Even if they are sometimes just rhythmic or even simple random prose, their wisdom makes it seem justified to include them in the new edition.

Even small changes in the versions of similar sayings stimulate thought and were therefore allowed to be taken into account several times. A chronological order has been dispensed with in this volume. As they are presented here in a seemingly colorful order, these sayings are intended to reflect spiritual life in all its rich diversity. The foreword to the first edition contains a reference to the surprisingly impersonal nature of Rudolf Steiner's way of presenting himself, the absence of the little pronoun "I" in the personal sense in the poems of this herald of the impersonal noun "I". In the new collection, too, we find it only rarely and only in representation of the human "I" as such. With one single exception, the There was one single exception, which made it all the more shocking. It was found in one of the last used notebooks and was unknown to anyone, a passionate prayer for humanity rising from the depths of the soul, an expression of the spirit now prevented from its usual extensive activity by the lack of physical powers.

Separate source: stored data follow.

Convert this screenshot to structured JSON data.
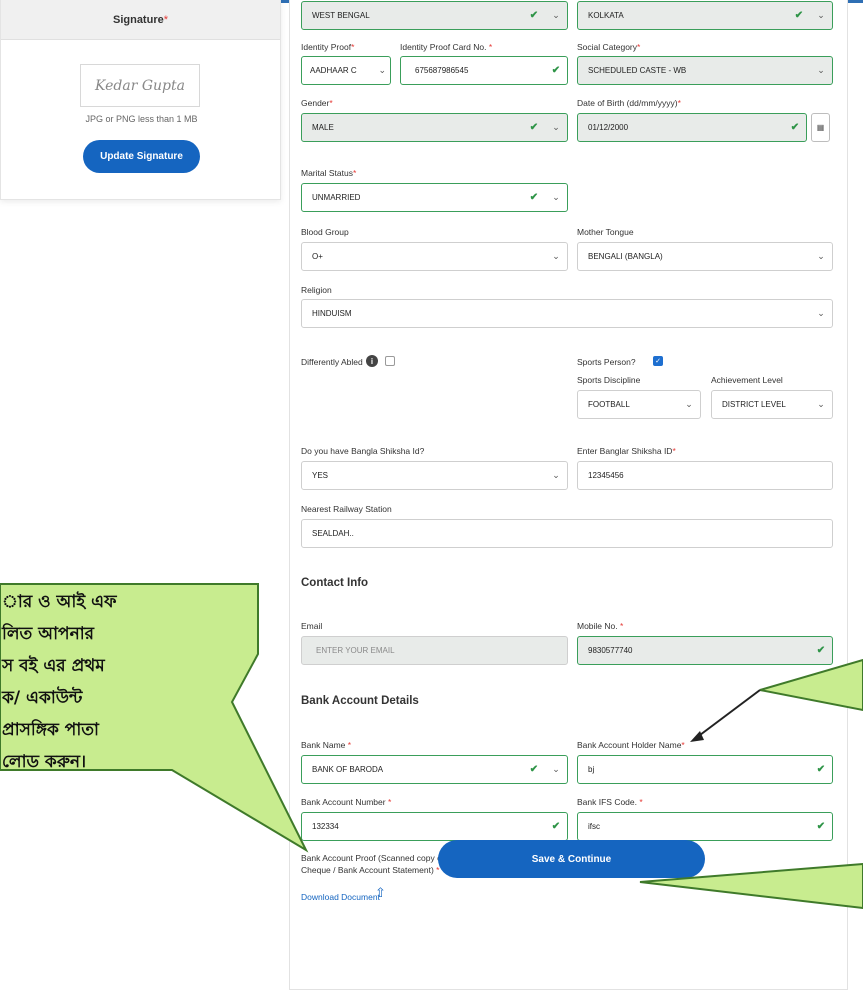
{
  "signature": {
    "header": "Signature",
    "signature_text": "Kedar Gupta",
    "note": "JPG or PNG less than 1 MB",
    "update_button": "Update Signature"
  },
  "form": {
    "state_value": "WEST BENGAL",
    "district_value": "KOLKATA",
    "identity_proof_label": "Identity Proof",
    "identity_proof_value": "AADHAAR C",
    "identity_card_label": "Identity Proof Card No.",
    "identity_card_value": "675687986545",
    "social_category_label": "Social Category",
    "social_category_value": "SCHEDULED CASTE - WB",
    "gender_label": "Gender",
    "gender_value": "MALE",
    "dob_label": "Date of Birth (dd/mm/yyyy)",
    "dob_value": "01/12/2000",
    "marital_label": "Marital Status",
    "marital_value": "UNMARRIED",
    "blood_label": "Blood Group",
    "blood_value": "O+",
    "mother_tongue_label": "Mother Tongue",
    "mother_tongue_value": "BENGALI (BANGLA)",
    "religion_label": "Religion",
    "religion_value": "HINDUISM",
    "differently_abled_label": "Differently Abled",
    "differently_abled_checked": false,
    "sports_person_label": "Sports Person?",
    "sports_person_checked": true,
    "sports_discipline_label": "Sports Discipline",
    "sports_discipline_value": "FOOTBALL",
    "achievement_label": "Achievement Level",
    "achievement_value": "DISTRICT LEVEL",
    "bangla_shiksha_q_label": "Do you have Bangla Shiksha Id?",
    "bangla_shiksha_q_value": "YES",
    "bangla_shiksha_id_label": "Enter Banglar Shiksha ID",
    "bangla_shiksha_id_value": "12345456",
    "railway_label": "Nearest Railway Station",
    "railway_value": "SEALDAH.."
  },
  "contact": {
    "title": "Contact Info",
    "email_label": "Email",
    "email_placeholder": "ENTER YOUR EMAIL",
    "mobile_label": "Mobile No.",
    "mobile_value": "9830577740"
  },
  "bank": {
    "title": "Bank Account Details",
    "bank_name_label": "Bank Name",
    "bank_name_value": "BANK OF BARODA",
    "holder_label": "Bank Account Holder Name",
    "holder_value": "bj",
    "account_no_label": "Bank Account Number",
    "account_no_value": "132334",
    "ifsc_label": "Bank IFS Code.",
    "ifsc_value": "ifsc",
    "proof_label": "Bank Account Proof (Scanned copy of First Page of Passbook / Cheque / Bank Account Statement)",
    "download_link": "Download Document",
    "save_button": "Save & Continue"
  },
  "callout": {
    "lines": [
      "ার ও আই এফ",
      "লিত আপনার",
      "স বই এর প্রথম",
      "ক/ একাউন্ট",
      "প্রাসঙ্গিক পাতা",
      "লোড করুন।"
    ],
    "color": "#c8ec8f",
    "outline": "#3f7a2a"
  },
  "colors": {
    "primary": "#1565c0",
    "success": "#2e9447",
    "required": "#e53935"
  }
}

“I would like to inflame every human being
with the spirit of the cosmos…”

This passionate yearning for human waking through the power of the baptism of fire is followed here by words that were spoken in the last year of life, at a cremation, but at the same time they seem like a last greeting left to us by the departing person from a distant spiritual height, like a personal word of consolation and warning to us from Rudolf Steiner himself.

“I was united with you,
remain united in me…”

When the first Goetheanum, destroyed by fire later, was opened in 1920, I was commissioned by Rudolf Steiner to recite the words of Hilarius from The Guardian of the Threshold, with a few modifications made by him. In memory of that celebration, these words are placed at the beginning of the new edition.

They are accompanied by the words spoken by Rudolf Steiner himself at the Christmas conference in 1923/24 at the laying of the spiritual foundation stone of the second Goetheanum.